А какой тополиный запах стоял во дворе Новокузнецкой! Всегда вспоминаешь степную родину с пирамидальными тополями, хоть и не растут они здесь… Жаль, что нынче не лето. За сорок лет жизни в Москве он, человек южный, так и не привык к ее стылой-постылой холодине.

Пархоменко вышел из дворика, где пронеслось его личное счастье, свернул направо и остановился у церкви Николы в Кузнецах. Он смотрел в низкое небо и упрашивал несговорчивого Бога о вразумлении отступницы.

Если бы он вошел в двери храма, то увидел бы у иконы Николая Чудотворца плачущую непутевую дочь.


Но за полгода до эмиграции они с Галей так и не встретились. Михаил Пархоменко всегда отвечал за свои слова.

* * *

– …умер от разрыва сердца, если бы я тебе сказала, что творится в Сашиной школе!


Я умер не от этого, Галушка.


– Против системы интернатов, советской, заметь, системы бесполезно бороться, пап!


Бесконечное размусоленное нытье о том, как непросто жить.

Времена всегда одинаковые, да и люди не меняются.
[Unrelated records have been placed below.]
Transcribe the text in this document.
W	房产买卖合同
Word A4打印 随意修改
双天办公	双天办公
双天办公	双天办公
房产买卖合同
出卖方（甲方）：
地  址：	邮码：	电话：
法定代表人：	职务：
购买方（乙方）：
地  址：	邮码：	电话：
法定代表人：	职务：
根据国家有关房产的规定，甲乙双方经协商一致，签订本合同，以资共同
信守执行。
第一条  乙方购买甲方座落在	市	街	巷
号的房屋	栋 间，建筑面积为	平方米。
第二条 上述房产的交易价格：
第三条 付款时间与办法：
Всегда есть подлецы, и умниц – единицы, но разве ж думал я, в кого превратится моя собственная дочь? Как у Симонова: «Он еще не знал этого и спокойно ехал вперед, навстречу гибели».[8]

Где это все, что я заложил в тебя и воспитывал? Через тернии – к звездам. Победа приходит в сраженьях. И как бы трудно ни бывало, ты верен был своей мечте. Ты все забыла, Галушка?

Дочь улыбнулась правым уголком рта:

– Так я же об этом, пап. А может, есть счастье без рвущихся жил и терний? А вдруг мы не обязаны его выстрадать?


Он поднял бровь, и Галя без труда прочитала: «Ты шо, дурочка, что ль?»


– Ты поступал, как считал нужным. В своих ли интересах действовал, в моих – сейчас не важно, – Галя разговаривала с ним, как с чужим. – Теперь я буду делать то, что нужно для моих детей. Если не увезти Сашу в Америку, он закончит жизнь в ПНИ. Это психоневрологический интернат, если ты не знаешь.

– Что ж… Я ему очень сочувствую, но значит… Это – его судьба.

Галя поднялась со стула, положила на столик оскорбительную тысячу рублей и отчеканила:

– День вылета и номер рейса ты знаешь.

Его взгляд потемнел. Он вскочил, брезгливо схватил Галины деньги и сунул ей в карман пальто. Сказал с ожесточением, удерживаясь от крика:

– Если ты сейчас уйдешь, ты мне больше не дочь.

Галя отшатнулась, уводя глаза в сторону, но Пархоменко заметил ее слезы.

– Таков твой последний отцовский наказ? – глухо спросила дочь.

– Именно так. Ты прекрасно слышала. Если не одумаешься, прошу мне больше не звонить. Никогда!

* * *

Михаил Юрьевич курил в распахнутое окно, вспоминая проклятую сцену. Это – конец, осознал он тогда, расплачиваясь с официанткой. И пока блуждал по Пятницкой, все повторял эту гибельную фразу, привыкая к тяжести оледеневшего сердца. Он ощущал себя человеком, который только что развернул в руках «похоронку». Кружил у метро, нашептывая строчки великого казака:

Уходили мы из Крыма
Среди дыма и огня;
Я с кормы все время мимо
В своего стрелял коня.[9]

И если бы в ту минуту был под рукой пистолет… Нет, в дочь бы он стрелять не стал.

Он видел Галушку в последний раз, разглядывая через окно ресторана ее неровную походку. Каждый ее шаг, покачивание из стороны в сторону и отмашка правой рукой напоминали ему себя. Пархоменко вышел на улицу, рыдая в голос.

Да, застрелиться сейчас было бы наилучшим решением. Жить теперь незачем.

Он шел, не стесняясь слез и отмахиваясь от участливых женщин. Даже сейчас эти бабы не оставляют его в покое!


Наутро он вызвал Ревзина, достал из сейфа свои таблицы, на которых были расписаны суммы и названия банков. Каждый лист украшал художественно выписанный эпиграф: «Дочери моей Галине, внукам Григорию и Александру посвящается».